Je ne connais pas la date exacte de naissance de ma grand-mère, mais je l’ai toujours considérée comme une femme de l’époque victorienne.
Mon père est né en 1922, donc Elizabeth, ou « Bess » comme l’appelaient sa famille et ses amis, devait être née à la fin de l’époque victorienne ou au début de l’époque édouardienne.
Sa maison de Queen Street avait assurément un aspect et une décoration victoriens. Les longs couloirs et les pièces faiblement éclairées, ornées de lourds rideaux, de vases peints et de napperons en dentelle, incarnaient le siècle précédent pour une enfant des années 1960.
Je me souviens particulièrement d’une vitrine en verre qui ornait la cheminée en fonte d’une chambre à l’arrière de la maison. La scène miniature à l’intérieur du dôme représentait un monde magique qui m’était inaccessible, mais dans lequel je rêvais de pénétrer, comme si j’étais « Alice de l’autre côté du miroir ». C’est grâce à cette fenêtre sur un autre monde que j’ai compris le sentiment que je ressens lorsqu’une photographie me captive.
Je n’ai rien hérité d’Elizabeth en termes de biens ou d’objets de famille. Je n’ai que des souvenirs et une ou deux photographies.

Dès mes premiers souvenirs, j’avais conscience d’être homosexuel. Ces pensées peuvent être dissimulées pendant l’enfance, mais lorsque les enfants entrent dans l’adolescence, les discussions sur les relations amoureuses accentuent un sentiment d’altérité, associé à la honte. Pour me sentir accepté en tant que jeune homme gay, je devais rejeter tout sentiment de honte et, comme les amants de la fable du motif Willow, je devais m’échapper du monde de mon passé pour tenter de trouver un sentiment d’appartenance, voire l’amour, dans l’avenir.

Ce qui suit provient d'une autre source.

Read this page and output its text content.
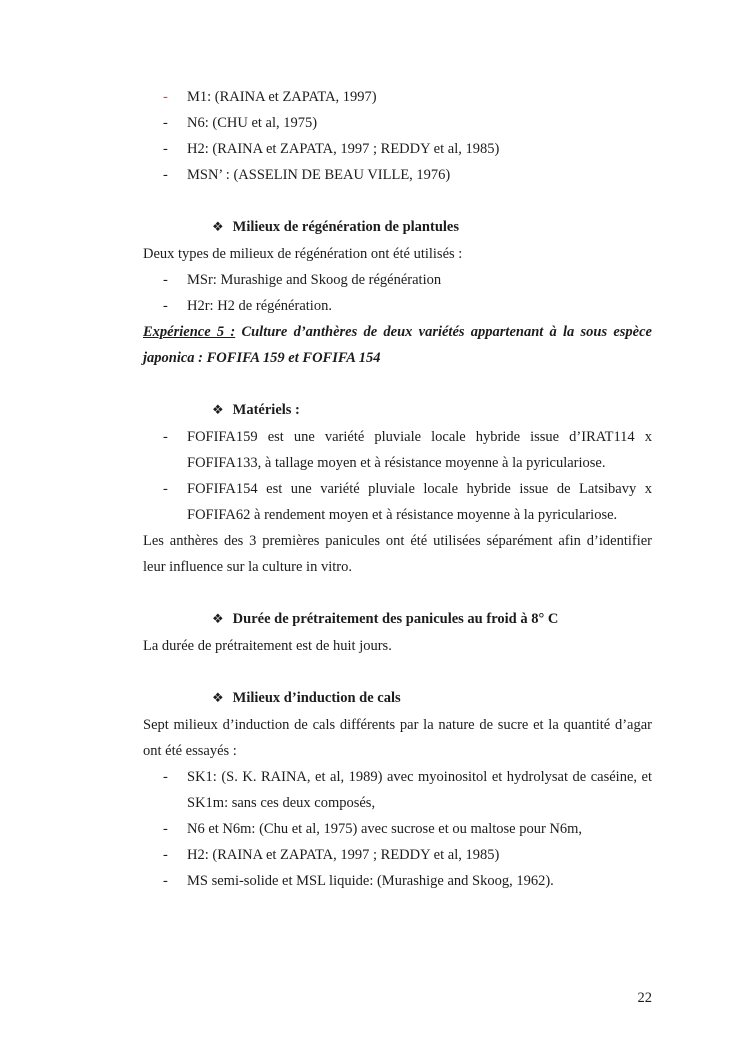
- M1: (RAINA et ZAPATA, 1997)
- N6: (CHU et al, 1975)
- H2: (RAINA et ZAPATA, 1997 ; REDDY et al, 1985)
- MSN’ : (ASSELIN DE BEAU VILLE, 1976)
❖ Milieux de régénération de plantules

Deux types de milieux de régénération ont été utilisés :

- MSr: Murashige and Skoog de régénération
- H2r: H2 de régénération.

Expérience 5 : Culture d’anthères de deux variétés appartenant à la sous espèce japonica : FOFIFA 159 et FOFIFA 154

❖ Matériels :
- FOFIFA159 est une variété pluviale locale hybride issue d’IRAT114 x FOFIFA133, à tallage moyen et à résistance moyenne à la pyriculariose.
- FOFIFA154 est une variété pluviale locale hybride issue de Latsibavy x FOFIFA62 à rendement moyen et à résistance moyenne à la pyriculariose.

Les anthères des 3 premières panicules ont été utilisées séparément afin d’identifier leur influence sur la culture in vitro.

❖ Durée de prétraitement des panicules au froid à 8° C

La durée de prétraitement est de huit jours.

❖ Milieux d’induction de cals

Sept milieux d’induction de cals différents par la nature de sucre et la quantité d’agar ont été essayés :

- SK1: (S. K. RAINA, et al, 1989) avec myoinositol et hydrolysat de caséine, et SK1m: sans ces deux composés,
- N6 et N6m: (Chu et al, 1975) avec sucrose et ou maltose pour N6m,
- H2: (RAINA et ZAPATA, 1997 ; REDDY et al, 1985)
- MS semi-solide et MSL liquide: (Murashige and Skoog, 1962).
22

À mon insu à l’époque, cet avenir serait avec Peter, que j’ai rencontré à la fin des années 1980. Il aurait été inimaginable, à la fin du règne de Margaret Thatcher, que l’union homosexuelle soit reconnue par la loi. L’expression inventée par son gouvernement lors de l’introduction de la clause 28 était que les partenariats entre personnes du même sexe n’étaient rien de plus que des « relations familiales factices ».
Peter a grandi à une époque où l’homosexualité était illégale en Grande-Bretagne. Je n’aurais jamais pensé, ni de mon vivant ni de celui de Peter d’ailleurs, que l’union homosexuelle acquerrait une valeur juridique. Parfois, les gens ont la chance de vivre heureux pour toujours.

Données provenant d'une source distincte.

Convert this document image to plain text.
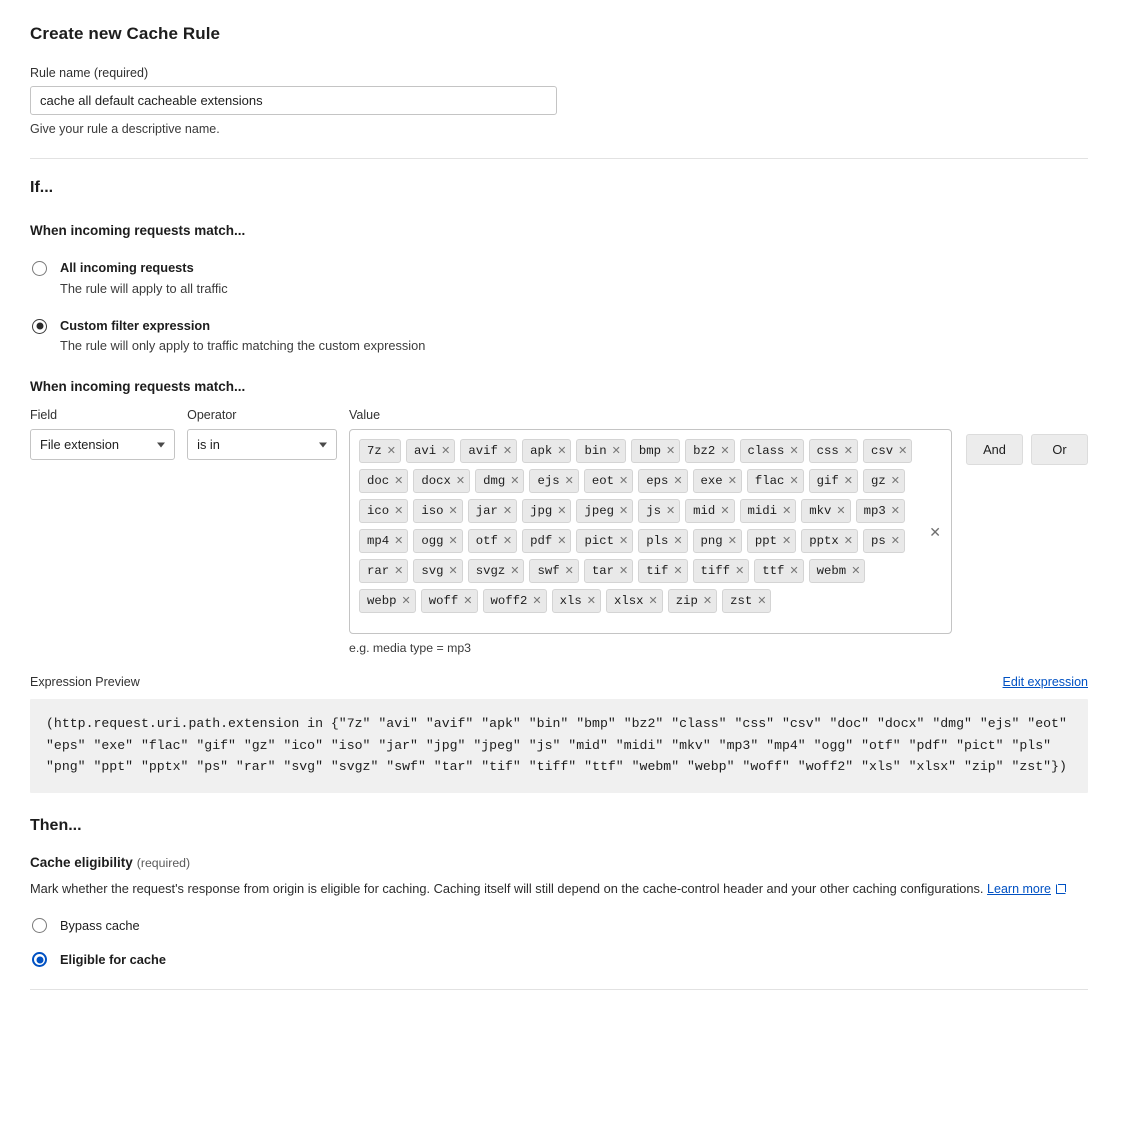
Create new Cache Rule
Rule name (required)
cache all default cacheable extensions
Give your rule a descriptive name.
If...
When incoming requests match...
All incoming requests
The rule will apply to all traffic
Custom filter expression
The rule will only apply to traffic matching the custom expression
When incoming requests match...
Field
File extension
Operator
is in
Value
7z ✕ avi ✕ avif ✕ apk ✕ bin ✕ bmp ✕ bz2 ✕ class ✕ css ✕ csv ✕
doc ✕ docx ✕ dmg ✕ ejs ✕ eot ✕ eps ✕ exe ✕ flac ✕ gif ✕ gz ✕
ico ✕ iso ✕ jar ✕ jpg ✕ jpeg ✕ js ✕ mid ✕ midi ✕ mkv ✕ mp3 ✕
mp4 ✕ ogg ✕ otf ✕ pdf ✕ pict ✕ pls ✕ png ✕ ppt ✕ pptx ✕ ps ✕
rar ✕ svg ✕ svgz ✕ swf ✕ tar ✕ tif ✕ tiff ✕ ttf ✕ webm ✕
webp ✕ woff ✕ woff2 ✕ xls ✕ xlsx ✕ zip ✕ zst ✕
✕
e.g. media type = mp3
And	Or
Expression Preview	Edit expression
(http.request.uri.path.extension in {"7z" "avi" "avif" "apk" "bin" "bmp" "bz2" "class" "css" "csv" "doc" "docx" "dmg" "ejs" "eot" "eps" "exe" "flac" "gif" "gz" "ico" "iso" "jar" "jpg" "jpeg" "js" "mid" "midi" "mkv" "mp3" "mp4" "ogg" "otf" "pdf" "pict" "pls" "png" "ppt" "pptx" "ps" "rar" "svg" "svgz" "swf" "tar" "tif" "tiff" "ttf" "webm" "webp" "woff" "woff2" "xls" "xlsx" "zip" "zst"})
Then...
Cache eligibility (required)
Mark whether the request's response from origin is eligible for caching. Caching itself will still depend on the cache-control header and your other caching configurations. Learn more
Bypass cache
Eligible for cache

Après avoir quitté le village de mon enfance, je ne reverrais plus jamais ma grand-mère.

Mon père est décédé au milieu des années 1980. J’ai quitté mon village natal pour m’installer dans une ville voisine. Le sentiment de culpabilité lié à sa mort et à mon « coming out » m’a empêché de rendre visite à ma grand-mère pendant les années qui ont précédé son décès. On m’a dit qu’elle demandait régulièrement de mes nouvelles, mais avec le temps, lorsqu’elle a compris que je ne reviendrais pas, elle a cessé de le faire.

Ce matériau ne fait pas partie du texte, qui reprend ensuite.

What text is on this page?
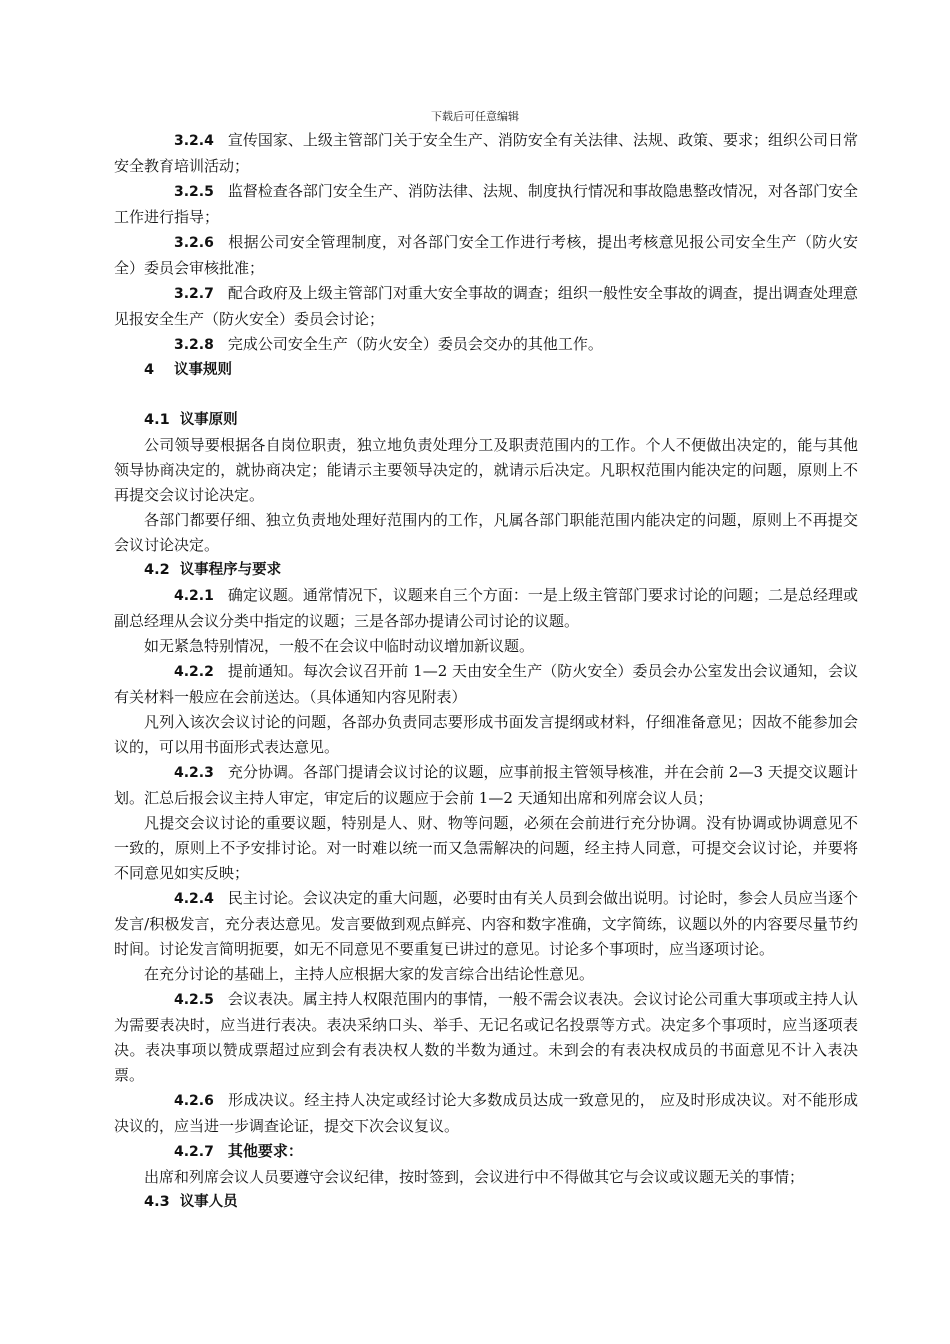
下载后可任意编辑

3.2.4 宣传国家、上级主管部门关于安全生产、消防安全有关法律、法规、政策、要求；组织公司日常安全教育培训活动；

3.2.5 监督检查各部门安全生产、消防法律、法规、制度执行情况和事故隐患整改情况，对各部门安全工作进行指导；

3.2.6 根据公司安全管理制度，对各部门安全工作进行考核，提出考核意见报公司安全生产（防火安全）委员会审核批准；

3.2.7 配合政府及上级主管部门对重大安全事故的调查；组织一般性安全事故的调查，提出调查处理意见报安全生产（防火安全）委员会讨论；

3.2.8 完成公司安全生产（防火安全）委员会交办的其他工作。

4 议事规则

4.1 议事原则

公司领导要根据各自岗位职责，独立地负责处理分工及职责范围内的工作。个人不便做出决定的，能与其他领导协商决定的，就协商决定；能请示主要领导决定的，就请示后决定。凡职权范围内能决定的问题，原则上不再提交会议讨论决定。

各部门都要仔细、独立负责地处理好范围内的工作，凡属各部门职能范围内能决定的问题，原则上不再提交会议讨论决定。

4.2 议事程序与要求

4.2.1 确定议题。通常情况下，议题来自三个方面：一是上级主管部门要求讨论的问题；二是总经理或副总经理从会议分类中指定的议题；三是各部办提请公司讨论的议题。

如无紧急特别情况，一般不在会议中临时动议增加新议题。

4.2.2 提前通知。每次会议召开前 1—2 天由安全生产（防火安全）委员会办公室发出会议通知，会议有关材料一般应在会前送达。（具体通知内容见附表）

凡列入该次会议讨论的问题，各部办负责同志要形成书面发言提纲或材料，仔细准备意见；因故不能参加会议的，可以用书面形式表达意见。

4.2.3 充分协调。各部门提请会议讨论的议题，应事前报主管领导核准，并在会前 2—3 天提交议题计划。汇总后报会议主持人审定，审定后的议题应于会前 1—2 天通知出席和列席会议人员；

凡提交会议讨论的重要议题，特别是人、财、物等问题，必须在会前进行充分协调。没有协调或协调意见不一致的，原则上不予安排讨论。对一时难以统一而又急需解决的问题，经主持人同意，可提交会议讨论，并要将不同意见如实反映；

4.2.4 民主讨论。会议决定的重大问题，必要时由有关人员到会做出说明。讨论时，参会人员应当逐个发言/积极发言，充分表达意见。发言要做到观点鲜亮、内容和数字准确，文字简练，议题以外的内容要尽量节约时间。讨论发言简明扼要，如无不同意见不要重复已讲过的意见。讨论多个事项时，应当逐项讨论。

在充分讨论的基础上，主持人应根据大家的发言综合出结论性意见。

4.2.5 会议表决。属主持人权限范围内的事情，一般不需会议表决。会议讨论公司重大事项或主持人认为需要表决时，应当进行表决。表决采纳口头、举手、无记名或记名投票等方式。决定多个事项时，应当逐项表决。表决事项以赞成票超过应到会有表决权人数的半数为通过。未到会的有表决权成员的书面意见不计入表决票。

4.2.6 形成决议。经主持人决定或经讨论大多数成员达成一致意见的， 应及时形成决议。对不能形成决议的，应当进一步调查论证，提交下次会议复议。

4.2.7 其他要求：

出席和列席会议人员要遵守会议纪律，按时签到，会议进行中不得做其它与会议或议题无关的事情；

4.3 议事人员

En vieillissant, je repense de plus en plus à cette femme qui m’aimait inconditionnellement quand j’étais enfant. Jeune homme, je ne croyais pas que je recevrais un amour inconditionnel en tant qu’adulte queer.
Qu’il s’agisse d’une réalité ou d’un sentiment de honte, il est impossible de le savoir avec certitude, car nous ne pouvons pas remonter le temps pour vérifier. Si l’on cache un aspect fondamental de soi-même, il s’ensuit que l’on se sentira comme un imposteur ou un étranger.
Mais à l’approche de l’âge auquel mon père est décédé, je suis enclin à ressentir de la culpabilité face à mon propre manque d’empathie envers ceux qui ont autrefois pris soin de moi.